What is much more interesting to me is the almost as lengthy discussion of Galton and other biologists' attempts to come up with a mechanistic model of how evolution & heredity could work which explained both simple Mendelian traits but also more complex breeding phenomenon like continuous traits, regression to the mean, and occasional throwbacks. This account of the dispute between the 'Mendelians' and 'biometricians' probably strikes most readers as deeply tedious and perplexing, but I found it interesting and enlightening as most histories of statistics tend to discuss briefly Galton's inventions of correlation & regression and then skip forwards 10-20 years to when Karl Pearson has made many contributions and the stage has been set for R.A. Fisher, ignoring the interregnum, so I didn't really understand what went between. Gillham helps in that respect, although in general his statistical explanations are poor enough and confused enough that I wondered if he understood the issues at all. (I assumed he was a historian, but looking up his biography, he apparently is even a geneticist, so he really ought to be able to do better. One is probably better off looking to Stigler for accounts of things like the Quincunx.)

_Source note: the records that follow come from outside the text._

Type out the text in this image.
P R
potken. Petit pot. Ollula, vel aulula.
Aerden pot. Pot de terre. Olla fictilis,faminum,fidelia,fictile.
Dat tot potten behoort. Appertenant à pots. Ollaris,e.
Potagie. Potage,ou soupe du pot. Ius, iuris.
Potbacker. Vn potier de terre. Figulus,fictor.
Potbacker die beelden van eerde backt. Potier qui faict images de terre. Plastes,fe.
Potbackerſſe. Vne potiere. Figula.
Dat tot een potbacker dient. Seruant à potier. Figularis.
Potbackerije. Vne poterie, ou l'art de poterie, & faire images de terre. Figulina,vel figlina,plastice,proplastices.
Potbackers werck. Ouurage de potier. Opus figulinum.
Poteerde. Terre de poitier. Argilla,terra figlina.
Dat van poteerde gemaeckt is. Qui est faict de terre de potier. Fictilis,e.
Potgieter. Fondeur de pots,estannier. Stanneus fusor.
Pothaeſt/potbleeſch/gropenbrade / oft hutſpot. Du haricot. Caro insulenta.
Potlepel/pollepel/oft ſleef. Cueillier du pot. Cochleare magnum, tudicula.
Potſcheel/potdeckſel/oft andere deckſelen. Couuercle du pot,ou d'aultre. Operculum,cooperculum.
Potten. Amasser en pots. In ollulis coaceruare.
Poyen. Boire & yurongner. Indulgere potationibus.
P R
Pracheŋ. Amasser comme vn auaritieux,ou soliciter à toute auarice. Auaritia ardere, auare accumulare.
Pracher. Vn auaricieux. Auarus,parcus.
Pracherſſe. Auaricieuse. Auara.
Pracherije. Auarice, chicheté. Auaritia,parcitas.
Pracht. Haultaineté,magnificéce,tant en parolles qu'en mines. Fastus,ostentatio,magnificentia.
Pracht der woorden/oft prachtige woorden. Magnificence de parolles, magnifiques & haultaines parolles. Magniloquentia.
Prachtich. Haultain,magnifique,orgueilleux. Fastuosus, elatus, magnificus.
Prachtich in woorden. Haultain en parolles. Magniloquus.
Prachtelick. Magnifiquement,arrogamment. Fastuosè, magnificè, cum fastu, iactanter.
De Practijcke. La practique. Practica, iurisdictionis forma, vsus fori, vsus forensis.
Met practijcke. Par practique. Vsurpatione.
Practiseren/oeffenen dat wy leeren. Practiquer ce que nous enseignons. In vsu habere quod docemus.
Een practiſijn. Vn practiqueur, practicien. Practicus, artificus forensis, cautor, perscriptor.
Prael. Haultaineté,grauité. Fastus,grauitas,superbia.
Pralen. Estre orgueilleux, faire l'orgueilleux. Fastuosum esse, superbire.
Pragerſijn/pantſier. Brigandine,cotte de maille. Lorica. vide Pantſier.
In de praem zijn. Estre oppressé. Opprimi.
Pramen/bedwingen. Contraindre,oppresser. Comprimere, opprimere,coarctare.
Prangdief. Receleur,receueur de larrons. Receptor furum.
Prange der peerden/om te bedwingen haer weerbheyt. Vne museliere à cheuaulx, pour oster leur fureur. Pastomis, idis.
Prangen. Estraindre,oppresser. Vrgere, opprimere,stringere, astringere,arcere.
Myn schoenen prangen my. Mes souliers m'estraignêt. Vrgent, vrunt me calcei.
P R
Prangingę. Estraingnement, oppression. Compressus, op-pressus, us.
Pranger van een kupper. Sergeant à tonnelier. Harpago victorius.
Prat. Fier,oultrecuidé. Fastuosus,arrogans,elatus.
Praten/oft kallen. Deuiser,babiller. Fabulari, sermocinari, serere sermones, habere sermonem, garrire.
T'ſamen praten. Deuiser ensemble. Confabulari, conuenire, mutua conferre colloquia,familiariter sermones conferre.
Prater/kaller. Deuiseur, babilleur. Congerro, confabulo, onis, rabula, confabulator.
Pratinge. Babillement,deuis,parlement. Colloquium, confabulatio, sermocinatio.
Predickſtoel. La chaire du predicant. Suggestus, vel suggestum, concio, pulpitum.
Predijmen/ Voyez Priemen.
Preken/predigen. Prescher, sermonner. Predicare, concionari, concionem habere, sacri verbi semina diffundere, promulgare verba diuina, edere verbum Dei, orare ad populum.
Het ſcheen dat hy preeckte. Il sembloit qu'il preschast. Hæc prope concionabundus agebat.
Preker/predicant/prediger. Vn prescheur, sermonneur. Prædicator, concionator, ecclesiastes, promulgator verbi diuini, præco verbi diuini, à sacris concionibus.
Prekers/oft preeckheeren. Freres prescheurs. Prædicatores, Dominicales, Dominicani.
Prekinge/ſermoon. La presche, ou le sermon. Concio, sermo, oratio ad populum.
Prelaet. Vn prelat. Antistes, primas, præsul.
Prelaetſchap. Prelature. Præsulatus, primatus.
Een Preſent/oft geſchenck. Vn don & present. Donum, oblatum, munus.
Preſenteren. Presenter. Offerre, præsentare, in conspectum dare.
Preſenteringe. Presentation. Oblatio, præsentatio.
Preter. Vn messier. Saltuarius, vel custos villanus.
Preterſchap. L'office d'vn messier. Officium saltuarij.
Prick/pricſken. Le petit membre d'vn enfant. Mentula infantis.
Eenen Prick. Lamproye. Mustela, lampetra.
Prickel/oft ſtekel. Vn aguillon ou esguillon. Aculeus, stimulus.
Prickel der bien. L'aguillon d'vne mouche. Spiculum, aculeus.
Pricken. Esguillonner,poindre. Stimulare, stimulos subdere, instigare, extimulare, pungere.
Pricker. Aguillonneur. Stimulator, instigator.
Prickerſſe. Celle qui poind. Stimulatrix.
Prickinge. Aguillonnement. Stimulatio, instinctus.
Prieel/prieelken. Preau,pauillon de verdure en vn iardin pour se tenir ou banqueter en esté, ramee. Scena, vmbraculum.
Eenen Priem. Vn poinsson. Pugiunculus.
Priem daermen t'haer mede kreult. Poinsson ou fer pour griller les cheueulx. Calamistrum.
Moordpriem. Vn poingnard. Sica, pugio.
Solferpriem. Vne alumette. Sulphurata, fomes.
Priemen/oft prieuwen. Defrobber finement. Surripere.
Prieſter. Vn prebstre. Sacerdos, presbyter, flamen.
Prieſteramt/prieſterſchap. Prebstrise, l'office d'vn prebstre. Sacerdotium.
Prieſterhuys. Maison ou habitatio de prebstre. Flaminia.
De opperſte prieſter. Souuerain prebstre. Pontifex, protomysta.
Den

Aside from being obscure, he often leaves out critical details; for example, two or three times in the account of the debate, he quotes someone coming close to the insight that would resolve it, but Gillham doesn't explain what that insight was or how R.A. Fisher would push the insight through, so I suppose you simply have to already know that Fisher's insight was that the Mendelian view was correct but that with a large number of Mendelian genes, the Central Limit Theorem shows that they will manifest as a continuous phenotype, and the Mendelian traits were simply the extreme where there are only a handful or one relevant gene. This omission is unfortunate because it's a huge flaw in the Mendelian-affiliated eugenicists as it meant that their pedigrees of things like 'feeble-mindedness' were effectively useless since they were discretizing badly a continuous trait† they were often unable to measure accurately in the first place (no accurate IQ tests yet). Another example would be mentioning that Wissler's analysis ended Cattell's mental testing program without mentioning Wissler prompted Spearman to find the general factor (and indeed, some of the sensory testing like reaction time have shown a correlation with intelligence). Some of the criticisms that Gillham quotes approvingly are either ignorant or stupid - for example, that Shakespeare's parents were undistinguished and thus evidence against heritability, which ignores that his father was a wealthy trader & smuggler who had been elected mayor (even if one discounts the Shakespeare arms as due to the son) and his mother descended from the notable Arden family, and would be a poor counterargument even if it were true since base rates alone imply that a large fraction of great men will be of humble origins simply because there are so many humble people that it overcomes their far lower per capita chance of success (as implied by the precis of Hereditary Genius that Gillham gives). In addition to occasionally repeating ridiculous arguments, it's unfortunate Gillham doesn't survey any of the later Fisher & Wright development of behavioral genetics which bore out so many of Galton's inferences. Still, I think I have to give Gillham credit for being as fair as he was in 2001, and it overall is an excellent biography.
† Yes, I know that many cases of severe mental retardation are due to single mutations and so might be Mendelian, but they would be irrelevant from an eugenic perspective since they tend to not reproduce in the first place, while the eugenicists were concerned about the poor in general.